Hanusch’s sculpture embodies many of the show’s themes: a pink-coloured, over-sized chain, handcrafted link-by-link is hoisted up to the gallery ceiling and supported by a bright pink beam of oak. The work is impressive in its skill and meticulous construction, while self-defeating and self-deprecating in its lack of function. The piece is brash in its self-confidence and monumentality while it amuses and undermines itself in its humour. Niamh Riordan’s ‘Milk Spoons’ (2016), floppy casts of spoons made from milk and dye, and Robert Rush’s up-turned, glazed sink ‘Portal to an unseen world’ (2016) underscore this subjugation of function to form.

Some works in the show enjoy revelling in crudeness and lewdness. Andrew Gillespie’s ‘Fun in Functional’ (2016), a partially concealed poster print ruminating on the many uses of the word ‘shit,’ is a case in point, as is Josephine Flynn’s ‘Untitled - Turd’ (2013), a giant silver-foil turd, propped carefully against the wall, nestled in a blanket. The rough and ready forms of Laurence Owen’s ‘Channel 4’ (2016) and Matthew Peers’ discrete ‘Untitled (bunher i)’ (2016) sit in dialogue with these: material crudeness against linguistic crudeness.

These works are offset by quieter moments. Leah Carless’ jesmonite castings of hands and the soles of feet adds a touch of delicacy in ‘Fillers’ (2016), while Kate Owens’ intriguing textile collage, ‘Trying to cut out a heart’ (2016) suggests a note of sentimentality. The cut-out strips and pieces of found fabrics arrayed on a long, grey background incite curiosity about the artist’s processes of selection and arrangement. Phil Root’s ‘Merchant on Pilgrim’s Way’ (2016), a handmade t-shirt adorned with a selection of Tarot cards, provides a hook for a narrative line of flight.

The show’s title refers to a meta-structure placed above this assemblage; by climbing a few steps we access a vantage point elevated above the objects and view the room anew through a window, watching the exhibition and its audience as if from the outside. If the exhibition until now has foregrounded the objectness of the objects, then this turn draws attention to the interrelationships of these objects and their viewers.

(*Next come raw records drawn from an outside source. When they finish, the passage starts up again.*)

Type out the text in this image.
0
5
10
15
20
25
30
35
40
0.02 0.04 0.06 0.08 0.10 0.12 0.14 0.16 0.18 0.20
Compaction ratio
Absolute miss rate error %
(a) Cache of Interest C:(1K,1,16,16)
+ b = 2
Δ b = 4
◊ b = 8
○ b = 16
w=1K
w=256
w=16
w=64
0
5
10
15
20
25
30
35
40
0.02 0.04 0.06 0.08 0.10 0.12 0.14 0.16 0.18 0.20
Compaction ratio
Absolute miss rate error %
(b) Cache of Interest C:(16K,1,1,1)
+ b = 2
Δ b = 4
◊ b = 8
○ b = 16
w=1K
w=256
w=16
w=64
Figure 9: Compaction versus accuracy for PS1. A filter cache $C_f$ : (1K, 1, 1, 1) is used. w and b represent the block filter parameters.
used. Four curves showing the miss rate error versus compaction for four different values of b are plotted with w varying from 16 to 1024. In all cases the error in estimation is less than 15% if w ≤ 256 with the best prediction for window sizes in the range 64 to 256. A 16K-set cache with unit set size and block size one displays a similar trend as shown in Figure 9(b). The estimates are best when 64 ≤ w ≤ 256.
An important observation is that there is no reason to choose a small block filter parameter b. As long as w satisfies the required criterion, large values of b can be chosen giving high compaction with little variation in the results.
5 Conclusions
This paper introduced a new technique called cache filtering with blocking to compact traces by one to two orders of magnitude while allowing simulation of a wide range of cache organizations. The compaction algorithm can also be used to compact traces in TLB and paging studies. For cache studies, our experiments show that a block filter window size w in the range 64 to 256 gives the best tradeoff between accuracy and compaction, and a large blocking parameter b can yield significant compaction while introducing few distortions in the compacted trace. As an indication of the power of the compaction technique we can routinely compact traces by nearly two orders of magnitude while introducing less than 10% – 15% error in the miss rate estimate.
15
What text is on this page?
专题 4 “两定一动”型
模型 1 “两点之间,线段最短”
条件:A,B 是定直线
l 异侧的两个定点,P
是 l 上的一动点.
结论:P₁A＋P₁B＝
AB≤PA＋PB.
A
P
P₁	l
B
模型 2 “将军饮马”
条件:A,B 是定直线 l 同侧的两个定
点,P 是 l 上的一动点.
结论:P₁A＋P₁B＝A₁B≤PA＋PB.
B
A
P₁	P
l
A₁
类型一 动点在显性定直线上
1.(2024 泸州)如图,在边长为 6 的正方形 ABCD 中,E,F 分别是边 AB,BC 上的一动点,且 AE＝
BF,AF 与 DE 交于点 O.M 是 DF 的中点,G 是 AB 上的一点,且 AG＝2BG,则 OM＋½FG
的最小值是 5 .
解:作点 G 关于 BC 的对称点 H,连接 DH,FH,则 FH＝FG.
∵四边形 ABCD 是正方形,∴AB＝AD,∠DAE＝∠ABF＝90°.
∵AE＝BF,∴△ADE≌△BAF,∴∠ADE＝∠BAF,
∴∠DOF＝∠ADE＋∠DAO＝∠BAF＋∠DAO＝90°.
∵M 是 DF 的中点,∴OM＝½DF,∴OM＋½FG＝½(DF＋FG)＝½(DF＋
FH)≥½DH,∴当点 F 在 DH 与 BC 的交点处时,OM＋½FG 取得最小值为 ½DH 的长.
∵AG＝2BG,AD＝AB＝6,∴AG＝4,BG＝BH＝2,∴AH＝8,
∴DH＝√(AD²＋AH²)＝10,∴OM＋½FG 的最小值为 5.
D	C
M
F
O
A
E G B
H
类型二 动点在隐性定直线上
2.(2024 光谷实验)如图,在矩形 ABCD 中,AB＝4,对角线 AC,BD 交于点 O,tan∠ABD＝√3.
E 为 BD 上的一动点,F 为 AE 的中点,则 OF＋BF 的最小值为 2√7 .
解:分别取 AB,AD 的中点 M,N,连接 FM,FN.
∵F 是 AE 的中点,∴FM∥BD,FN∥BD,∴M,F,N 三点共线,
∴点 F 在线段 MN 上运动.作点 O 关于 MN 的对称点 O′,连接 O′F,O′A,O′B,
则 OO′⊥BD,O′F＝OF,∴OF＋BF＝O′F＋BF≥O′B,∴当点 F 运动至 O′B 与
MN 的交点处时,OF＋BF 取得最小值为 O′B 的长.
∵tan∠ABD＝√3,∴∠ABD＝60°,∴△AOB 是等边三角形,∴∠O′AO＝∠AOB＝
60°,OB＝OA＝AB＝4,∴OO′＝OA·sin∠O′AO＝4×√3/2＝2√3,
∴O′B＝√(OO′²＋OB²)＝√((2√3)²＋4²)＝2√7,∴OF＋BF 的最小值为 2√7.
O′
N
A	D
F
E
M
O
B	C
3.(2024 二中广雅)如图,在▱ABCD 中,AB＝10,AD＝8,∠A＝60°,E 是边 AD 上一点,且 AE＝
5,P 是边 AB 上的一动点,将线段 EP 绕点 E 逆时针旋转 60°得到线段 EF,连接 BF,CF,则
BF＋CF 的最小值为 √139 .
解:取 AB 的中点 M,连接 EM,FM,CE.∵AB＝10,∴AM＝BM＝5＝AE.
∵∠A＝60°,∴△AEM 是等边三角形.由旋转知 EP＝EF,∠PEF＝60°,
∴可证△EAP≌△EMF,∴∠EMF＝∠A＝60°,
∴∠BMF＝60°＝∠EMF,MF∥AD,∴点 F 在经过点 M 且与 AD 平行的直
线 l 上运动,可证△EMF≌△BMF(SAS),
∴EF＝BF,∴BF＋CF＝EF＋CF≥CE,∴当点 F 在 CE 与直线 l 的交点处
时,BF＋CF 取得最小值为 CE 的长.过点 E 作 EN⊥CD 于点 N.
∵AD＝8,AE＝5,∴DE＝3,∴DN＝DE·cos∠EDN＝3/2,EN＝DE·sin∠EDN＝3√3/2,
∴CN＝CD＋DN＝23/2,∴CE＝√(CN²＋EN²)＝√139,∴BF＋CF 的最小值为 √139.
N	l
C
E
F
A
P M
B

For all the crudeness and humour found in these works the artists seem to share a sense of seriousness in their approach to practice. Essen describes the artists gathered here as ‘a collection of makers, doers, plants, connectors, generators, dynamos, emitters and conductors’. Manual labour, work, the importance of studio practice, making and materiality run through the objects he has collected together. This is paired with an interest in the modes of sociality and interaction that might occur around the works.



The accompanying text invites us to think about the political ramifications of the aesthetic decisions and processes made by the artists. Essen values ‘auto-didacticism, artists who are prolific in pursuit and vision, [who] never stop working or thinking’. Like the formal quality of the work this political dimension feels like one of resolved experimentation, a pursuit of singular visions and collectivity around personally-defined value systems. This is a politics to be pursued with sustained seriousness but not without humour or accident.